DDOG shines at managing chaos

I don’t post much on this forum, I mostly lurk and learn. I am thankful for the many here who post great insights and perspective, it has really helped me and my returns. This is one opportunity where I thought I may be able to help others with some of my thoughts.

In my IT related role, I gain experience first hand or research topics for strategic planning purposes. In response to a thread comparing CRWD and DDOG investment in another forum, multiple respondents chimed in about the virtues of CRWD, and why it is a good investment. I felt the urge to share some thoughts about what DDOG does for companies like mine. So I posted the following.

I am invested in both [CRWD and DDOG] for different reasons. These players operate in different niches, but they are two sides of the same coin.

As [name withheld] noted, CRWD is focused on endpoint security, which is growing increasingly important with the proliferation of mobile and IOT. With all sorts of intelligent computing devices popping up everywhere, security is very important, so CRWD is benefiting from the trend. But just as important is monitoring, tracking and managing all those endpoints, interacting with each other. That is where DDOG is essential.
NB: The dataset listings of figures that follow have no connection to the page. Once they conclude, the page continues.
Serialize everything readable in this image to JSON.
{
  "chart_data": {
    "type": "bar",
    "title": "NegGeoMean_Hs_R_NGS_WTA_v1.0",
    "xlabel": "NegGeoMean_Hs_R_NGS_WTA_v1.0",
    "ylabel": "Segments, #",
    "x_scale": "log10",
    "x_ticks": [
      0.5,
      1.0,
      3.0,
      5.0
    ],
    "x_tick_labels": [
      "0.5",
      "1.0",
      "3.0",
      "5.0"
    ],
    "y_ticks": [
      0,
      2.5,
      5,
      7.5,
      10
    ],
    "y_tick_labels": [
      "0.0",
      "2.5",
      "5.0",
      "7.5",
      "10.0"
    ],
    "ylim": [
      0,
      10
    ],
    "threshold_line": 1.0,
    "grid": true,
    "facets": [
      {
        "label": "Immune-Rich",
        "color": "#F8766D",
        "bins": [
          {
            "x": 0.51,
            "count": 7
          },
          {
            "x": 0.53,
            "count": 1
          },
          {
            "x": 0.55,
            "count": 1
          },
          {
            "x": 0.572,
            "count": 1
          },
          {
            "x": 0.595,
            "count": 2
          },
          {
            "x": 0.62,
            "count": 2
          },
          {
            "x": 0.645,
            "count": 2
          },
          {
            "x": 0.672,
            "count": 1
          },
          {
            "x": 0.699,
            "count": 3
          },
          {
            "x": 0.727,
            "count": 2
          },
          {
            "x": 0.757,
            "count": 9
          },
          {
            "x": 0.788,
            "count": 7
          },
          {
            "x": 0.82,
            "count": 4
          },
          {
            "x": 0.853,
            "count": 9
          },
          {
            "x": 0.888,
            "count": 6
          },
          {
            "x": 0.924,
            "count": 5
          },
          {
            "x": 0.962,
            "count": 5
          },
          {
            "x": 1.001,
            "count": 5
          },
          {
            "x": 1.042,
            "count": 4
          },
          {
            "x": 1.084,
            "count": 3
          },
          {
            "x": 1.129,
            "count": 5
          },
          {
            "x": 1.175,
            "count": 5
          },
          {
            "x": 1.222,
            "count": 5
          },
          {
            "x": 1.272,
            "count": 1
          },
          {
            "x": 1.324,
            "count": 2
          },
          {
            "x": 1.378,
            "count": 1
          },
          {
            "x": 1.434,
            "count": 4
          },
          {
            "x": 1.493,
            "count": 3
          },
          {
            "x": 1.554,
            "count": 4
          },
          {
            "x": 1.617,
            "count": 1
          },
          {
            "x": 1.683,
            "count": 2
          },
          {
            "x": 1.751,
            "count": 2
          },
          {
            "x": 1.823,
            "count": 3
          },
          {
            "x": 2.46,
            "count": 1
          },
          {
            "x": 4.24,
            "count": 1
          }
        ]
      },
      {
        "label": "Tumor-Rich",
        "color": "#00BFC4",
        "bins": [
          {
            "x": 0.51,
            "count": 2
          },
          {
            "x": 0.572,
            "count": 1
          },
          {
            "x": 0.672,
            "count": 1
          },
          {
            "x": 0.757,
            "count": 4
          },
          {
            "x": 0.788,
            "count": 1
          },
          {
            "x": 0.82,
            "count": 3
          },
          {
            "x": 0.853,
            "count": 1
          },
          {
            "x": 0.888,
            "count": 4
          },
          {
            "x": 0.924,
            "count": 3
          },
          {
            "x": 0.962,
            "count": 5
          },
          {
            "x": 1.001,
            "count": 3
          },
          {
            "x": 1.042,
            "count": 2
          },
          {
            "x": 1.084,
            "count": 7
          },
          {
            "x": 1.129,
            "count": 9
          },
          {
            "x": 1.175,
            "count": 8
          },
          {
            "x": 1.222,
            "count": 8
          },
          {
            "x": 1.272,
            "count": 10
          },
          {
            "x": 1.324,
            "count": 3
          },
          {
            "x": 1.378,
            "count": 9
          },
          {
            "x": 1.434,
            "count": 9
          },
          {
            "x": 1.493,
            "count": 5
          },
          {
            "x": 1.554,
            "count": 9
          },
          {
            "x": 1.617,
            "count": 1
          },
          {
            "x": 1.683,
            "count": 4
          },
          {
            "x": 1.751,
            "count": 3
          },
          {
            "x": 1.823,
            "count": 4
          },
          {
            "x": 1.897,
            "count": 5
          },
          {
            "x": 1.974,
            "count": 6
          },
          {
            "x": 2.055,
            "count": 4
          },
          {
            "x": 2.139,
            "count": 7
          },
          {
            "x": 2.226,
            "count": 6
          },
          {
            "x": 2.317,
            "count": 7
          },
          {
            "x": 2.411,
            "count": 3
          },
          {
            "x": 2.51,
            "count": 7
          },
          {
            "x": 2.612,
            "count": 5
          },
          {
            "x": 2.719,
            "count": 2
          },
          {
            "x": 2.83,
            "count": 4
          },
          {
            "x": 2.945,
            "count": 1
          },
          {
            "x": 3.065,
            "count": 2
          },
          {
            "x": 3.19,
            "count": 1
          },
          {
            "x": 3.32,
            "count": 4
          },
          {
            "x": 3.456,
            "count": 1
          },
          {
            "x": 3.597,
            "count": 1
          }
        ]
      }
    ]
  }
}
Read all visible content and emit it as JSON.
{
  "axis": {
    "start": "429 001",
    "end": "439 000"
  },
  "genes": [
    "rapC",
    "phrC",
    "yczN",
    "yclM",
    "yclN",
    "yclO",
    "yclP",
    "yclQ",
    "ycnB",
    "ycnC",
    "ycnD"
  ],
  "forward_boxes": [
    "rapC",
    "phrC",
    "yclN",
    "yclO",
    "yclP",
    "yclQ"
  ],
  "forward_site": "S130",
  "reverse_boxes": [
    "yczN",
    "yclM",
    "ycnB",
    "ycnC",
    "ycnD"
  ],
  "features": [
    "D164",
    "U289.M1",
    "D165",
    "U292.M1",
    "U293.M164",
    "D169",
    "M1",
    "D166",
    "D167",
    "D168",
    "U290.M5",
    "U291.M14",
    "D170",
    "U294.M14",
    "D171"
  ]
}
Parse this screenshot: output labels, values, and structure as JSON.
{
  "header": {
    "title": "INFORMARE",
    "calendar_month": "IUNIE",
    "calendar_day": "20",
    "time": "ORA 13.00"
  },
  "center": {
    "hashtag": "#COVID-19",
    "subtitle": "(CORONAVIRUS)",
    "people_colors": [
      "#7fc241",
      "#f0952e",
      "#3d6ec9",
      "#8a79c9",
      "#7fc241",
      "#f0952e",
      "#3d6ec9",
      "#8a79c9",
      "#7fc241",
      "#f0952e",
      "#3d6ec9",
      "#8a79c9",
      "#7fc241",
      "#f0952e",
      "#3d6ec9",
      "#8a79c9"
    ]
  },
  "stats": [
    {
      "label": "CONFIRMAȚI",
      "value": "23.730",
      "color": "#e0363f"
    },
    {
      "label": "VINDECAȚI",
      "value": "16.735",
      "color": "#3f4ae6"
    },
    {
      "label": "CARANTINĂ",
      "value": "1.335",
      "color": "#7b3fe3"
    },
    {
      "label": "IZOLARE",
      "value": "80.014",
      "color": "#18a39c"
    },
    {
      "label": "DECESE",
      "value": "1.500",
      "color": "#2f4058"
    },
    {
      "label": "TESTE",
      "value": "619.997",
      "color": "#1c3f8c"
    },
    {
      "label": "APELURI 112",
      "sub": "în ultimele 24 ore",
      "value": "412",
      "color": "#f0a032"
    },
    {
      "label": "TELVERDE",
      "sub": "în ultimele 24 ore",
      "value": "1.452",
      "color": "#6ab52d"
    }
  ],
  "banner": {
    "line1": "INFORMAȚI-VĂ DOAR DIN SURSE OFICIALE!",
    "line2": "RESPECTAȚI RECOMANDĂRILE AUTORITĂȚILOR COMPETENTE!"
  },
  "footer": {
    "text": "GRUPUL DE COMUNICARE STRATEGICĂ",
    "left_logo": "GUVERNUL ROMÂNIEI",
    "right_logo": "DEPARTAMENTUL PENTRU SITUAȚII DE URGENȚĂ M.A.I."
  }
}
As anyone even minimally involved in IT knows, the above proliferation has led to IT sprawl. Servers, workstations, laptops, phones, and millions of different devices are contributing and consuming data at exponential rates. Knowing what all these endpoints are up to, how they are performing, and if they are doing something unexpected is where DataDog shines.

These days there are literally billions, if not trillions, of lines of logs being generated every day in a typical enterprise by the sprawling endpoints mentioned above. No human can track even a tiny fraction, let alone all of it, even in the smallest enterprise. You need tools that can rapidly collect, ingest, categorize, analyze and act on all that noise in near real time. That’s what DataDog does.

DataDog provides visibility to the enterprise systems, where IT personnel can instantaneously assess how their systems are behaving through easy to understand visual dashboards. Out of the box, the tooling is already smart enough to know how to ingest and understand the feeds from common systems, like the various AWS, Microsoft Azure and other types of servers, appliances and IT endpoints. It also has easy to use scripting and ingest capabilities to create custom monitors and interfaces for less common endpoint types.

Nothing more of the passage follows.